I’m still struggling with the amount of healing on offer in 5E. I’m not sure where a good point is to balance it!
I, too, struggle with this, and have for many years. My recently launched weekly Labyrinth Lord game (basic D&D retroclone) has brought the issue to the forefront of my mind again. Death is simply accepted in basic D&D, partly because at 0 HP you die, and partly because the time it takes to create a PC is so very short. It isn’t a loss of a huge investment when a 1st or 2nd level PC dies. At higher levels it hurts a bit more, but it is an accepted part of the game, so no one whinges too much.
In post 2e D&D, that is not the case – the chargen process is involved and it is expected that a PC will live into the higher levels, partly because of the attempt at game balance (ok in 3e, extreme in 4e, ok in 5e) that bred the idea that each encounter should be won by the PCs if they don’t all roll poorly or make huge tactical mistakes.
In my 5e game I incorporate the following house rules to make healing a more considered resource:
1) No resurrection in my homebrew world (except through extreme means). This seems harsh, but it gives weight to the possibility of death. No one shrugs and just assumes they will pay 500gp and get revived.
2) Any PC that drops to 1/8 their total HP or lower gains a level of exhaustion, which remains until the PC comes back to full health and has had a long rest.
3) Healing potions in my homebrew world are not as easy to come by as in the published worlds. Some low magic healing herbal slaves are readily available, but they only heal 1d3 HP and the components might not be available depending on season and location. Using too much can make the PC sick, as well, so there are drawbacks to this healing method.
Ooh – that certainly changes things!
Great article. I think I’ll adopt the level of exhaustion after a PCs drops to 0 hit points.
I believe these changes reflect those that have taken place in society over the last 40 odd years. Today, everyone is expected to be a winner, and feeling comfortable and having fun (which you can obviously only do if success is handed to you) are paramount. Risk, challenge, and truly overcoming adversity are placed on back-burners.

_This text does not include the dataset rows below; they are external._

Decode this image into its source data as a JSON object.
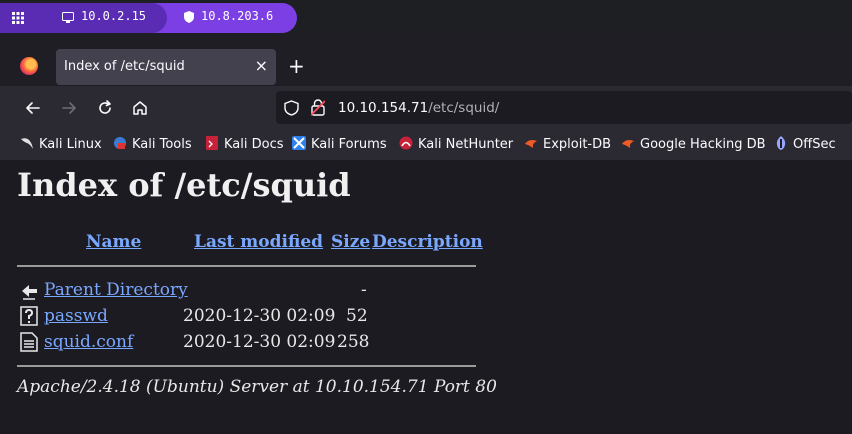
{
  "panel": {
    "tabs": [
      {
        "label": "10.0.2.15",
        "icon": "monitor-icon"
      },
      {
        "label": "10.8.203.6",
        "icon": "shield-icon"
      }
    ],
    "menu_icon": "grid-menu-icon",
    "accent": "#7b3fe4"
  },
  "browser": {
    "tab_title": "Index of /etc/squid",
    "new_tab": "+",
    "close": "×",
    "url_host": "10.10.154.71",
    "url_path": "/etc/squid/",
    "bookmarks": [
      {
        "label": "Kali Linux",
        "icon": "kali-dragon-icon"
      },
      {
        "label": "Kali Tools",
        "icon": "kali-tools-icon"
      },
      {
        "label": "Kali Docs",
        "icon": "kali-docs-icon"
      },
      {
        "label": "Kali Forums",
        "icon": "kali-forums-icon"
      },
      {
        "label": "Kali NetHunter",
        "icon": "nethunter-icon"
      },
      {
        "label": "Exploit-DB",
        "icon": "exploit-db-icon"
      },
      {
        "label": "Google Hacking DB",
        "icon": "ghdb-icon"
      },
      {
        "label": "OffSec",
        "icon": "offsec-icon"
      }
    ]
  },
  "page": {
    "title": "Index of /etc/squid",
    "columns": {
      "name": "Name",
      "last_modified": "Last modified",
      "size": "Size",
      "description": "Description"
    },
    "rows": [
      {
        "name": "Parent Directory",
        "modified": "",
        "size": "-",
        "icon": "back-arrow-icon"
      },
      {
        "name": "passwd",
        "modified": "2020-12-30 02:09",
        "size": "52",
        "icon": "unknown-file-icon"
      },
      {
        "name": "squid.conf",
        "modified": "2020-12-30 02:09",
        "size": "258",
        "icon": "text-file-icon"
      }
    ],
    "address": "Apache/2.4.18 (Ubuntu) Server at 10.10.154.71 Port 80"
  }
}
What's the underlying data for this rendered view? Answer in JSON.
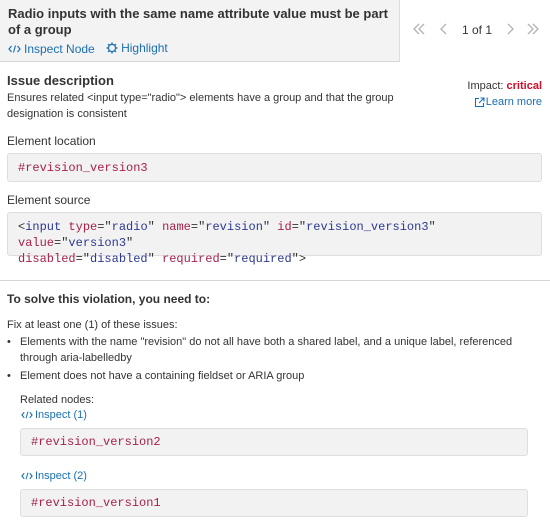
{
  "header": {
    "title": "Radio inputs with the same name attribute value must be part of a group",
    "inspect_node": "Inspect Node",
    "highlight": "Highlight",
    "pager_text": "1 of 1"
  },
  "issue": {
    "heading": "Issue description",
    "description": "Ensures related <input type=\"radio\"> elements have a group and that the group designation is consistent",
    "impact_label": "Impact:",
    "impact_value": "critical",
    "learn_more": "Learn more"
  },
  "location": {
    "label": "Element location",
    "selector": "#revision_version3"
  },
  "source": {
    "label": "Element source",
    "tag": "input",
    "attributes": [
      {
        "name": "type",
        "value": "radio"
      },
      {
        "name": "name",
        "value": "revision"
      },
      {
        "name": "id",
        "value": "revision_version3"
      },
      {
        "name": "value",
        "value": "version3"
      },
      {
        "name": "disabled",
        "value": "disabled"
      },
      {
        "name": "required",
        "value": "required"
      }
    ]
  },
  "solution": {
    "heading": "To solve this violation, you need to:",
    "fix_intro": "Fix at least one (1) of these issues:",
    "issues": [
      "Elements with the name \"revision\" do not all have both a shared label, and a unique label, referenced through aria-labelledby",
      "Element does not have a containing fieldset or ARIA group"
    ],
    "related_label": "Related nodes:",
    "related_nodes": [
      {
        "link": "Inspect (1)",
        "selector": "#revision_version2"
      },
      {
        "link": "Inspect (2)",
        "selector": "#revision_version1"
      }
    ]
  },
  "colors": {
    "link": "#1a6fb3",
    "critical": "#d0102a",
    "selector": "#a6204a"
  },
  "icons": {
    "inspect": "code-icon",
    "highlight": "gear-icon",
    "learn_more": "external-link-icon",
    "pager": [
      "double-chevron-left-icon",
      "chevron-left-icon",
      "chevron-right-icon",
      "double-chevron-right-icon"
    ]
  }
}
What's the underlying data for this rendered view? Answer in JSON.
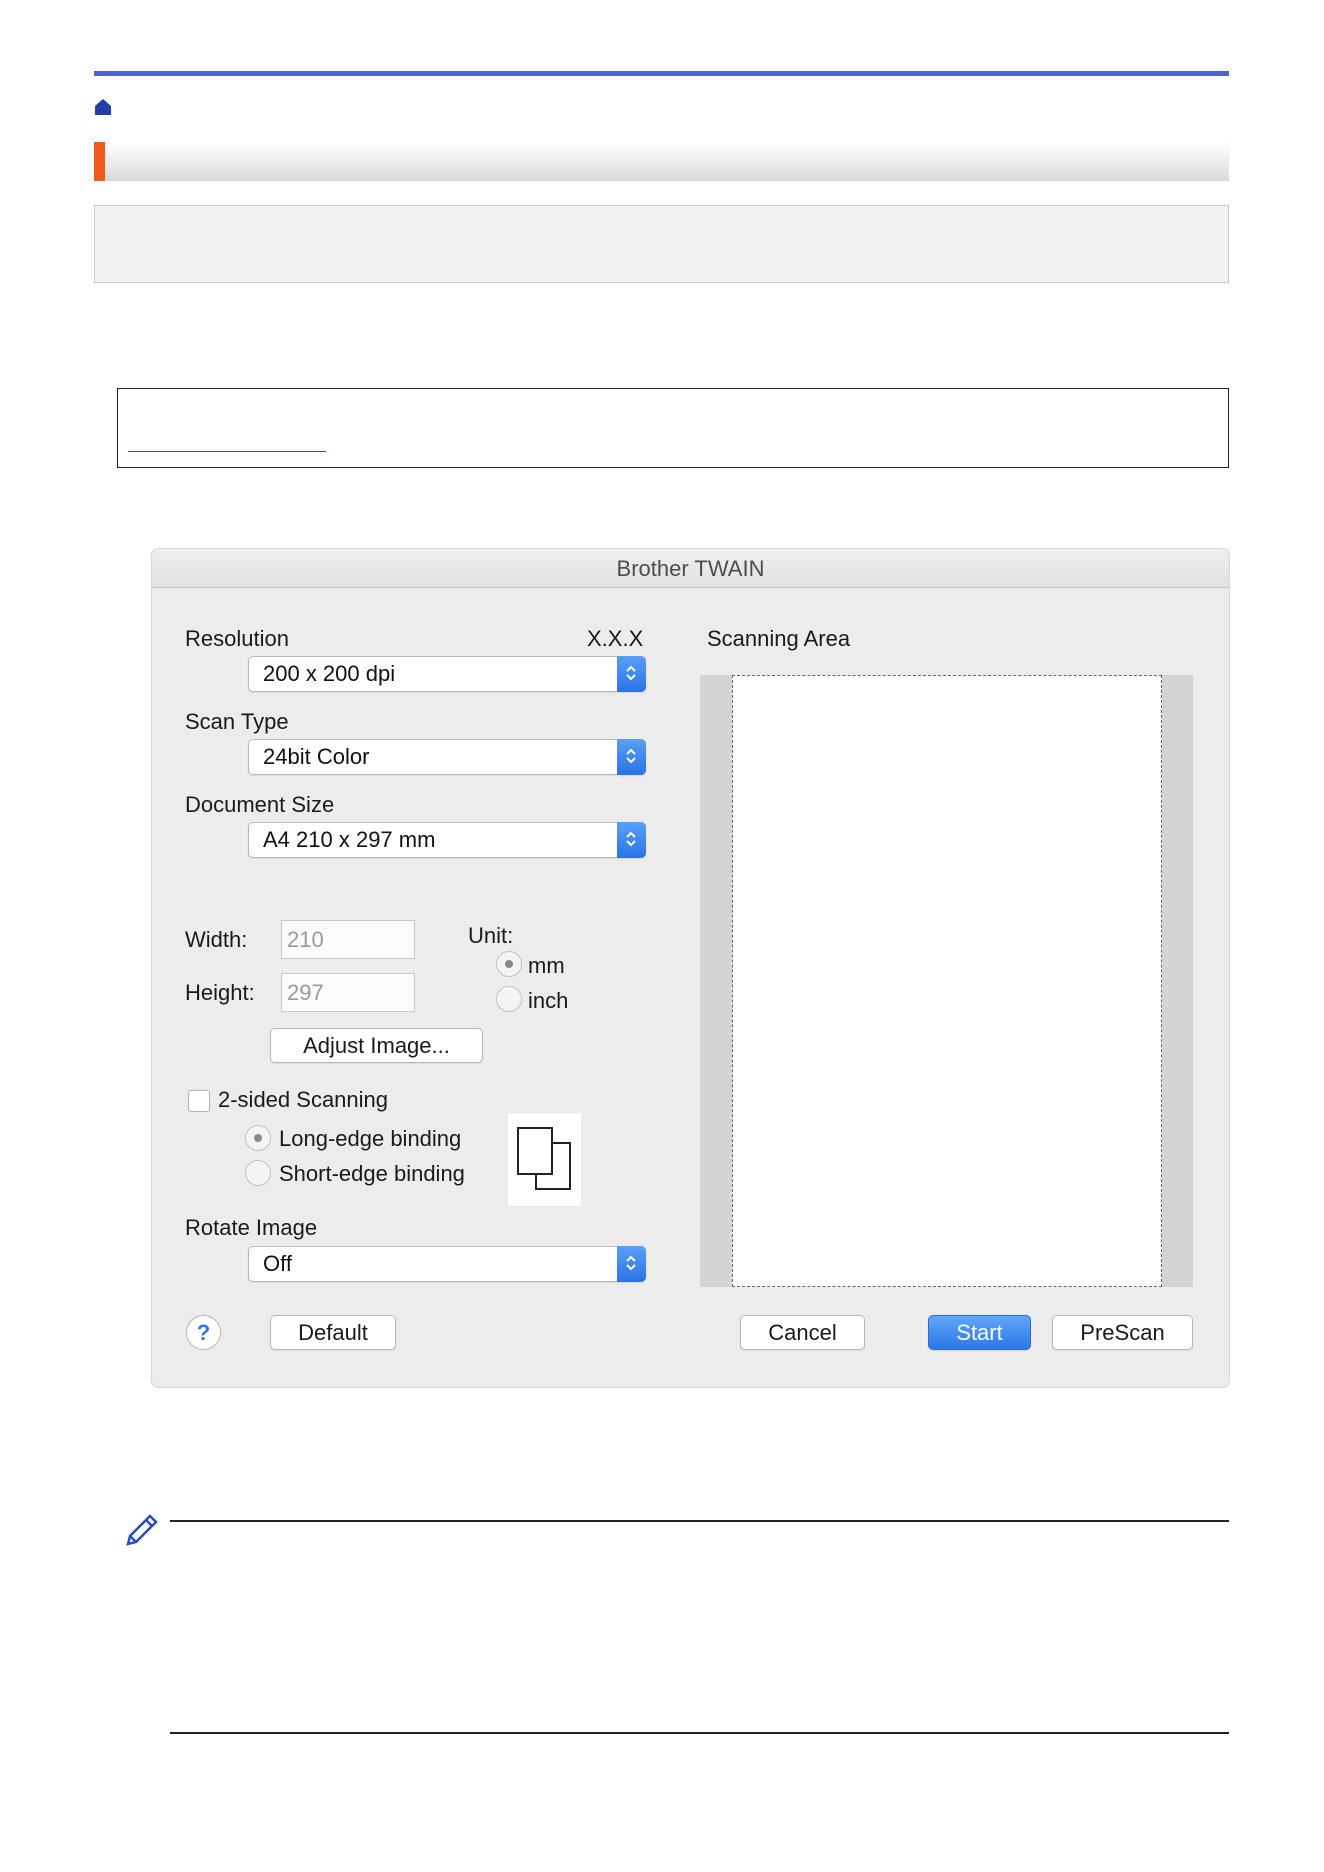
{
  "dialog": {
    "title": "Brother TWAIN",
    "resolution": {
      "label": "Resolution",
      "version": "X.X.X",
      "value": "200 x 200 dpi"
    },
    "scan_type": {
      "label": "Scan Type",
      "value": "24bit Color"
    },
    "document_size": {
      "label": "Document Size",
      "value": "A4  210 x 297 mm"
    },
    "width": {
      "label": "Width:",
      "value": "210"
    },
    "height": {
      "label": "Height:",
      "value": "297"
    },
    "unit": {
      "label": "Unit:",
      "options": [
        "mm",
        "inch"
      ],
      "selected": "mm"
    },
    "adjust_image_label": "Adjust Image...",
    "two_sided": {
      "label": "2-sided Scanning",
      "checked": false
    },
    "binding": {
      "options": [
        "Long-edge binding",
        "Short-edge binding"
      ],
      "selected": "Long-edge binding"
    },
    "rotate_image": {
      "label": "Rotate Image",
      "value": "Off"
    },
    "scanning_area_label": "Scanning Area",
    "buttons": {
      "help": "?",
      "default": "Default",
      "cancel": "Cancel",
      "start": "Start",
      "prescan": "PreScan"
    }
  },
  "colors": {
    "top_bar": "#4a63d8",
    "section_accent": "#f05a1e",
    "primary_button": "#2b78e8"
  },
  "icons": [
    "home-icon",
    "chevron-updown-icon",
    "help-icon",
    "binding-pages-icon",
    "pencil-note-icon"
  ]
}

Wow, I completely disagree with the Tomb of Annihilation. First, I’m not allowing my party a long rest until they achieve certain conditions, so it will feel like they are being pushed to the limits in terms of spells and the ability to heal. While I agree it makes encounter balancing different, PCs should not be getting short rests after each encounter, especially not at Tier 2+. I think that is the biggest misunderstood flaw in the game. Short rests should be after 2-3 encounters, not 1. Also helps to balance the classes with each other.
Martin, what do you mean you don’t allow them rests? Is that just DM fiat or do you have some in-game threat that prevents them from resting?
Correct. There would be an in-game threat that would prevent. Not a huge fan of DM fiat making it harder, but also want to use the tools of the Tomb to keep the PCs on edge.
Whilst I’m not familiar with either Tombs, the general point you make that healing is too easy is a bone of contention for me too. I homebrewed a different system (http://www.hipstersanddragons.com/better-healing-rules-5e-dnd/) which I think works well, whilst recently our DM – very similar to your own house rule – started giving PCs two levels of exhaustion every time they drop to 0 hit points.
At the very least I think it’s best to use the “Slow Natural Healing” variant in the DMG, although the name doesn’t fit the mechanic as it still allows for fast supernatural healing during a short rest… you just have to burn up your daily hit die allowance to do it.